A common question within the game audio community is: How can I explain the benefits of using middleware to my boss or client? From our side of the fence as audio professionals, it may sometimes seem like a no-brainer. To be able to answer this question pragmatically however, we would need to look at it from the client's point of view. Why should they spend extra money on middleware when it may be possible to get the job done without it? How do the benefits stack up against the costs? In today's game development landscape where using third party engines like Unreal or Unity with built-in audio capabilities is becoming increasingly popular for their all-in-one solutions, especially amongst the many small indie teams working with tight budgets, how can we justify the investment towards a specialized sound engine?
From the perspective of the producer or studio director planning their project, the license fee is cash that they can't spend on something else. Consider a single platform project with a production budget for a single platform budget between $150K and $1.5M USD—the Level B license fee, in line with the production budget, is $6,000. In this example, using Wwise may therefore be equivalent to something in the order of one senior or one and a half junior team member work months. Perhaps that cost means dropping a feature or producing fewer assets. The point is that it's a trade-off. To justify the cost, you need to demonstrate how the benefits on the other side of the scale outweigh these considerations, and from a high level perspective, this would ideally involve improving quality while decreasing time spent, for both the sound designers and programmers involved.
If Wwise costs the equivalent of hiring an audio programmer for one month, but in fact saves the equivalent cost for two months of an audio programmer’s rate, the numbers would speak for themselves. By using Wwise you've enabled the Producer to in fact add resources by using some on Wwise, and allowed them to improve their margin on their project.
In other words, whenever our pitch talks about a particular feature or benefit, we need to be asking ourselves and essentially answering for the client, "how does this feature save time and/or enhance quality?" The specific answers will vary from one project to another of course, depending on the requirements and the baseline of features available in the existing engine of choice, but here's an overview of how some key Wwise features save time and improve quality.
Most of the sound designer’s work in Wwise takes place in the authoring application. Creatively, the Authoring workflow delivers a powerful set of features and provides the sound designer with tools in a language they understand. For example, volume expressed in decibels, a bus mixing hierarchy, envelopes, LFOs, and visual editing of parameter curves. It’s the same language used in DAWs and samplers, which allows sound designers to work quickly and accurately. Secondly, separating audio functionality from game objects minimizes dependencies on access to files in the project - the vast majority of the work can be accomplished without modifying scene or map files, game objects, or blueprints, all of which other team members also need access to. This not only saves the sound designer time (which ultimately feeds into quality - less time wrangling blueprints and source control and waiting for access to files means more time spent making the game sound great!), but also allows other team member to save time.

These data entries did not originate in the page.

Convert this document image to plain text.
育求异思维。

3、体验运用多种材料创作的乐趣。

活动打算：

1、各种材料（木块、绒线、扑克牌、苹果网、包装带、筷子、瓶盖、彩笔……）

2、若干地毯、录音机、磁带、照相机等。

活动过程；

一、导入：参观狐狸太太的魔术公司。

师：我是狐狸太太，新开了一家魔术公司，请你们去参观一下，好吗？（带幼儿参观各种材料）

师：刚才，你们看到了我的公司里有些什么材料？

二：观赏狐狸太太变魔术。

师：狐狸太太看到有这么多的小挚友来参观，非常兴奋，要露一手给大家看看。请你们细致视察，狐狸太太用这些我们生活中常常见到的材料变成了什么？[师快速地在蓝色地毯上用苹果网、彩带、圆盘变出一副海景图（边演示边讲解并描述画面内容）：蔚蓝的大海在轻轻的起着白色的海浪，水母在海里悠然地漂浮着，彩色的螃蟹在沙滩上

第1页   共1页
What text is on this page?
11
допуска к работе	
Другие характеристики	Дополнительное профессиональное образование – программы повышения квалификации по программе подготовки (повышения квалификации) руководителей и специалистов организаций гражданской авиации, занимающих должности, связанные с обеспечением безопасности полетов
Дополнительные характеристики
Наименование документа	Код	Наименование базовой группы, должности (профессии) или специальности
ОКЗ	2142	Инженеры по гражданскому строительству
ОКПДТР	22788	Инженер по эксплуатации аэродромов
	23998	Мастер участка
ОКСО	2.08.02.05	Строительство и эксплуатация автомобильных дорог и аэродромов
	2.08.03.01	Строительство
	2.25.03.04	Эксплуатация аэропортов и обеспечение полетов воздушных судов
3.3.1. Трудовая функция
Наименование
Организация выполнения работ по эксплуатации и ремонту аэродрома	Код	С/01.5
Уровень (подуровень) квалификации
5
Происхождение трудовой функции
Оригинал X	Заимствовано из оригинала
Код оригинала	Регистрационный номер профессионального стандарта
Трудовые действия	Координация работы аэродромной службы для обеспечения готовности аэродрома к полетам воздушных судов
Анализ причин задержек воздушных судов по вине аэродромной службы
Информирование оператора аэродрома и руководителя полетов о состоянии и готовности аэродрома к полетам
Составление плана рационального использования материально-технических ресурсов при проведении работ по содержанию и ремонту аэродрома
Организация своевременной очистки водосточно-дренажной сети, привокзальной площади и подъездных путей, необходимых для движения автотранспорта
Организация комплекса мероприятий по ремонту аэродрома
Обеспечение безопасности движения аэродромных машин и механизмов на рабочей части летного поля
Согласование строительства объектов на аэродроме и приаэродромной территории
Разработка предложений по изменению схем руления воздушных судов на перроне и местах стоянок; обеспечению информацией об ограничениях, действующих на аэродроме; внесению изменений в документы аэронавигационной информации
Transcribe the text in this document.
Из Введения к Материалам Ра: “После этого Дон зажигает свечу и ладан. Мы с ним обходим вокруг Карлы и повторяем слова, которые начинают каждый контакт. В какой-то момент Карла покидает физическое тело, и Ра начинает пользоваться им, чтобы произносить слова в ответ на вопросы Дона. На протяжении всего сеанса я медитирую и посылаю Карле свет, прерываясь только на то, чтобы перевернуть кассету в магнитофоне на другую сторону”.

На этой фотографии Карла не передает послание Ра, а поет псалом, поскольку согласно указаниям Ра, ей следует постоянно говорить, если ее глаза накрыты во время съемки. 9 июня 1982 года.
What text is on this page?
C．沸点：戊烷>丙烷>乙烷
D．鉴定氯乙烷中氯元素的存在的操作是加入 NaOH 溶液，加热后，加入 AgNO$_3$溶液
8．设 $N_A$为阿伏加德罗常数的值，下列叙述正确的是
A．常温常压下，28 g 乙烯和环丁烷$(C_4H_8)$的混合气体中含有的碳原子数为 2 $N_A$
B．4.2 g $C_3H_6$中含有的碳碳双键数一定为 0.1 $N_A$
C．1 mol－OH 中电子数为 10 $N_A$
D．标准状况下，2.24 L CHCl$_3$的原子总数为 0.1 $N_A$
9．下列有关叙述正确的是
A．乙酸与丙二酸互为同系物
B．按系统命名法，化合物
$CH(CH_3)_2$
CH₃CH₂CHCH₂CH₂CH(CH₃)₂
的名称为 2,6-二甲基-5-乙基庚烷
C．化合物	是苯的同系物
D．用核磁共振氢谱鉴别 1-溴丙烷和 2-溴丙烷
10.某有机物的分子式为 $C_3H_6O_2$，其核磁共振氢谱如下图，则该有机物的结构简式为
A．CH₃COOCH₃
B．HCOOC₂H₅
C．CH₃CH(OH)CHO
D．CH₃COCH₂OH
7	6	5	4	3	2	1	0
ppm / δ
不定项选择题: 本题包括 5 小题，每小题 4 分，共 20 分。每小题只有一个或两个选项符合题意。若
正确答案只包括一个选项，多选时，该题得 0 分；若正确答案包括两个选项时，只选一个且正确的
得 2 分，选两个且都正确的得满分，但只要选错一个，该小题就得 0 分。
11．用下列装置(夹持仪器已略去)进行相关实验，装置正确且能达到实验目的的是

For designing and implementing sound effects (we’ll come to VO and music later), the beating heart of Wwise is the Actor-Mixer Hierarchy and its container types - Random, Blend, Switch and Sequence. With these four container types (which can be nested and combined in any way imaginable) we can construct a huge variety of sound behaviors, from essential basics such as picking a sound at random from a pool of variants, to highly complex layering and dynamic sound structuring. On top of this we can define Real-Time Parameter Controls (RTPCs), Switches and States, so that they are received from the game and mapped to a wide variety of sound properties.
Consider footsteps as an example. If a character requires footstep sounds for 5 different surface materials and 3 different speeds, we can assemble a structure with (from the bottom up): Random Containers containing the samples for each permutation e.g. Grass/Walk and Grass/Run; Blend or Switch Containers mapping each permutation to a “speed” parameter or Switch; and a Switch Container at the top level switching between materials. This can all be assembled in minutes, and all that’s required from code is a “play footstep” Event on each footstep and “material” and “speed” values to be set as they change.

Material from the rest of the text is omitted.